La caverne du dragon ou Drachenhöhle, comme les Allemands l’ont appelée, est un lieu singulier. Français et Allemands ont vécu côte à côte, séparés par l’épaisseur d’un mur. La caverne était un refuge tout relatif. En effet, cette ancienne carrière se trouvait sous le champ de bataille, au chemin des Dames.
Avec la guerre de position, les armées s’enterrent, au sens propre et les carrières de l’Oise et de l’Aisne sont des abris prisés. Une vie de garnison s’y organise : on fait la popotte, les artistes s’adonnent même à la sculpture. Mais, ici, ils n’ont pas eu le temps de laisser leur marque délicate. La caverne est située au cœur de la bataille. Les Allemands l’ont prise en 1915 et aménagée en forant un tunnel vers l’arrière de leur ligne, en installant le téléphone et l’électricité. L’abri peut accueillir jusqu’à 600 hommes. Un siècle plus tard, les traces de leur passage sont toujours visibles : bouteilles de bière ou des pots de confiture de cerise jonchent le sol.
Le 16 avril 1917, quinze mille tirailleurs sénégalais se lancent à la conquête du chemin des Dames. La force noire, chère au général Mangin, est prise à revers par des Allemands sortis de la caverne du dragon. Celle-ci devient la cible des Français. Ses défenseurs construisent des murs, pour se protéger des assauts et des gaz. En juin, les Poilus en conquièrent une partie et 300 Allemands se rendent.

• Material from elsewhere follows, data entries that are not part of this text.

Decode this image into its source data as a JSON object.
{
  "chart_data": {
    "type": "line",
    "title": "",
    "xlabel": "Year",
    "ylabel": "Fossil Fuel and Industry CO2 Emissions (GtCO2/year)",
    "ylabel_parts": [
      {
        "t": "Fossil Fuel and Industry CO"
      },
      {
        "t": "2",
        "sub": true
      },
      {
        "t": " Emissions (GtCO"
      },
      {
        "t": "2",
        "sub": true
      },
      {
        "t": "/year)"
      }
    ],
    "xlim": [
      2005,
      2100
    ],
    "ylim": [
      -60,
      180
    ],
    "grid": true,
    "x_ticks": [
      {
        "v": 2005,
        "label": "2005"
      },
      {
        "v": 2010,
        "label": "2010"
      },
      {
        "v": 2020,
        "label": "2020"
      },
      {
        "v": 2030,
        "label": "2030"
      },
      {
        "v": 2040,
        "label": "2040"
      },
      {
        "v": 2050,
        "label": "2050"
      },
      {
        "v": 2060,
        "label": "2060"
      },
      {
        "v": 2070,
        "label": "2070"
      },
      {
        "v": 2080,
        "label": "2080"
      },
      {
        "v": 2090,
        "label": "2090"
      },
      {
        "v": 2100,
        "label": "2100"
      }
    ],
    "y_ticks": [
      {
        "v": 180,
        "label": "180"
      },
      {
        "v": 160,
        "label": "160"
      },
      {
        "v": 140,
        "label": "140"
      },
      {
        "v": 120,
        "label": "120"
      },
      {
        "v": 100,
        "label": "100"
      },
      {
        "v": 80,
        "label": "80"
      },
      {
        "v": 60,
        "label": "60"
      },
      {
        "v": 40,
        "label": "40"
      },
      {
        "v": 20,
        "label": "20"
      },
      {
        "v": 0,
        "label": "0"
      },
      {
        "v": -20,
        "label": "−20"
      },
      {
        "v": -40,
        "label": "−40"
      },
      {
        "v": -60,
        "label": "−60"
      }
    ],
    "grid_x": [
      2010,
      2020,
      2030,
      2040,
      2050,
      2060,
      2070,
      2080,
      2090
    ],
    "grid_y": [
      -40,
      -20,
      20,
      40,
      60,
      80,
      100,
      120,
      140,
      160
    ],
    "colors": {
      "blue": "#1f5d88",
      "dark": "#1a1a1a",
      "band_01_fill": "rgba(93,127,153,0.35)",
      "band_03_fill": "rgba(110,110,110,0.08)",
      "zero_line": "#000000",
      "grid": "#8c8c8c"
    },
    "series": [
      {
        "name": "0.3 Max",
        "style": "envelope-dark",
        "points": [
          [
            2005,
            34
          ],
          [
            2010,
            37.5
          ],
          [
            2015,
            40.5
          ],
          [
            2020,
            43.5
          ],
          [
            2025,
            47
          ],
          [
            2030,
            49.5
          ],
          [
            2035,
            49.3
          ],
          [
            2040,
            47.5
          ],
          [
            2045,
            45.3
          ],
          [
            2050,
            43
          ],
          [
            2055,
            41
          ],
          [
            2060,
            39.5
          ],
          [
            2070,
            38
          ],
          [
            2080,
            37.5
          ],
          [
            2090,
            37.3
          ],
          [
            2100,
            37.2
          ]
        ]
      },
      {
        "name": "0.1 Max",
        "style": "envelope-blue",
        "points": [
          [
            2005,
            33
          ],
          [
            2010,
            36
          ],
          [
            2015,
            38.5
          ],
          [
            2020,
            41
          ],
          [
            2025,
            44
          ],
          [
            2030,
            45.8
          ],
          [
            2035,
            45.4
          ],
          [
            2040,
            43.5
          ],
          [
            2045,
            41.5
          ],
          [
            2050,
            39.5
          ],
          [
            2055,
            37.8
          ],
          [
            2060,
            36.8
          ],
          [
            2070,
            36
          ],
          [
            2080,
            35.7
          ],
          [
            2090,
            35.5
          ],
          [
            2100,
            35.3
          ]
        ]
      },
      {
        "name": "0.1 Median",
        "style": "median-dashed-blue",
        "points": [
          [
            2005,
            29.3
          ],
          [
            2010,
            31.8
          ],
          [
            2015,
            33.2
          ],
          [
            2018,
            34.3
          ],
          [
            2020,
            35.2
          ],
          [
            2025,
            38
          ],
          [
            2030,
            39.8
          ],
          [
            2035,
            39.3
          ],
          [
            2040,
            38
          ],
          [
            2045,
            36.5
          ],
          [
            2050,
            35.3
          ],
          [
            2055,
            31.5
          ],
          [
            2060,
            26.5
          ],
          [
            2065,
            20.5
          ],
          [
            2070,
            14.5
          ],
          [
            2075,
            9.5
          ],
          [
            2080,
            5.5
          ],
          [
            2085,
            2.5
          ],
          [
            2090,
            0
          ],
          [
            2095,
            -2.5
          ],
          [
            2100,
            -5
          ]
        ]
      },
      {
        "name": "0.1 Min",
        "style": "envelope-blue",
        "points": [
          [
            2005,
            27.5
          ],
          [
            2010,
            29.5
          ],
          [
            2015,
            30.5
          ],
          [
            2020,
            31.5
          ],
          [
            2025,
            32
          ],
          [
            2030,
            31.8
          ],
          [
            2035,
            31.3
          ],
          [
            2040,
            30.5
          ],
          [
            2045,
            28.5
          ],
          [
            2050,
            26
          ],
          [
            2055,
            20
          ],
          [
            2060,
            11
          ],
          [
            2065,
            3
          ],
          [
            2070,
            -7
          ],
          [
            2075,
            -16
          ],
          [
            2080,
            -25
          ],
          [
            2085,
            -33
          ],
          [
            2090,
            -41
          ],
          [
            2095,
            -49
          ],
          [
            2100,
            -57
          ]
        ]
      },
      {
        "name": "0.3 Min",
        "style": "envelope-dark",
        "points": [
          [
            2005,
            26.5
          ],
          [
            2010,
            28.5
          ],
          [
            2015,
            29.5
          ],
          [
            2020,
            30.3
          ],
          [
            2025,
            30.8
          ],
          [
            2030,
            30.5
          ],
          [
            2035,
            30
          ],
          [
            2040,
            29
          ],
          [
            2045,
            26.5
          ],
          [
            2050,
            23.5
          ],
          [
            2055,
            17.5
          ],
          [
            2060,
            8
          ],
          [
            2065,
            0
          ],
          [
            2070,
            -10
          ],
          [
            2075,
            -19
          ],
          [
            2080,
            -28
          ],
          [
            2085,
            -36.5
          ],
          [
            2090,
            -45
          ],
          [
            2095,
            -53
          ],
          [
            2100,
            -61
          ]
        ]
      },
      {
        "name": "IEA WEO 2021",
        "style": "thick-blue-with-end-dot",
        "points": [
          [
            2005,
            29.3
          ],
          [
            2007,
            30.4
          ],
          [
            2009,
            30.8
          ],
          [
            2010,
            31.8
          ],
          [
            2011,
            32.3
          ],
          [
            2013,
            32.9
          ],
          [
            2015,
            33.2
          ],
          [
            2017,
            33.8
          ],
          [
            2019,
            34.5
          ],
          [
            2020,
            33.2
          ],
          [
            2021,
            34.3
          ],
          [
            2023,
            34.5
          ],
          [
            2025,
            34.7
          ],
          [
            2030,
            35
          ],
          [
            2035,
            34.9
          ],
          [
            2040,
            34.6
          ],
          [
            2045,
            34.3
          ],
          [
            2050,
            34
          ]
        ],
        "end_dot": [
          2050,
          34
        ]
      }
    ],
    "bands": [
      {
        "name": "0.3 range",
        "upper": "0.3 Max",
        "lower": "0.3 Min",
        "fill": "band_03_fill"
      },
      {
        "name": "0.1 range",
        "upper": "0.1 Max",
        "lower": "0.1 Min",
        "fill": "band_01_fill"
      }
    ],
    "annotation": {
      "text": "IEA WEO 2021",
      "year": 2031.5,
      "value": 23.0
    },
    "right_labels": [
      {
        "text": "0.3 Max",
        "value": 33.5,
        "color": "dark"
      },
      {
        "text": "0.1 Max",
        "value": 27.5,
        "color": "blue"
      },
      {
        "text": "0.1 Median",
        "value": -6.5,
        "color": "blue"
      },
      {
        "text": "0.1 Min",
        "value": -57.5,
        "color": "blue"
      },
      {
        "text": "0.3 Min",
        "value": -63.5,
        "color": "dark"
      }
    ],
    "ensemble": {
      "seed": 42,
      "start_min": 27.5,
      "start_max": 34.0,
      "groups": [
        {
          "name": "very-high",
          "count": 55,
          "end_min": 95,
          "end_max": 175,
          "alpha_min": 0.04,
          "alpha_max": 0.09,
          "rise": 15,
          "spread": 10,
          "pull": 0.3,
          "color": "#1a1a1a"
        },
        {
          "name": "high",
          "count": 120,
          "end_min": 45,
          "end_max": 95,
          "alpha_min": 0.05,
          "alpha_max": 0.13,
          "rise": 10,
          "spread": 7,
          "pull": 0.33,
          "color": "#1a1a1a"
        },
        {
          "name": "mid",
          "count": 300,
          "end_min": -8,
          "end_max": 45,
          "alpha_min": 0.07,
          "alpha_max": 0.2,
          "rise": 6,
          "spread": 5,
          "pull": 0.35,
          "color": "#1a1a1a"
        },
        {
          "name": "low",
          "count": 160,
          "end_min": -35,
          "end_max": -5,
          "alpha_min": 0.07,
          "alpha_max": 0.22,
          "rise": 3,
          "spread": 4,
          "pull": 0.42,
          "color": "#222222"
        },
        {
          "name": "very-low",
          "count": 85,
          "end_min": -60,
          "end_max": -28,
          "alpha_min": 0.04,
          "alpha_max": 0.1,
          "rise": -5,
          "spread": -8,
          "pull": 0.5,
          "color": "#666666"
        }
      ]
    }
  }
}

La propagande évoque ces captifs qui lèvent leur calot avec joie, en criant « la guerre est finie ». Mais leurs camarades se cachent encore sous la terre. La salle commune est transformée en cimetière par un ennemi qui ne pouvait pas évacuer les corps. Le combat se poursuit, les deux camps s’épient. Cette guerre des nerfs durera jusqu’en novembre. Les Allemands évacuent alors le chemin des Dames. Ils reviendront en 1918.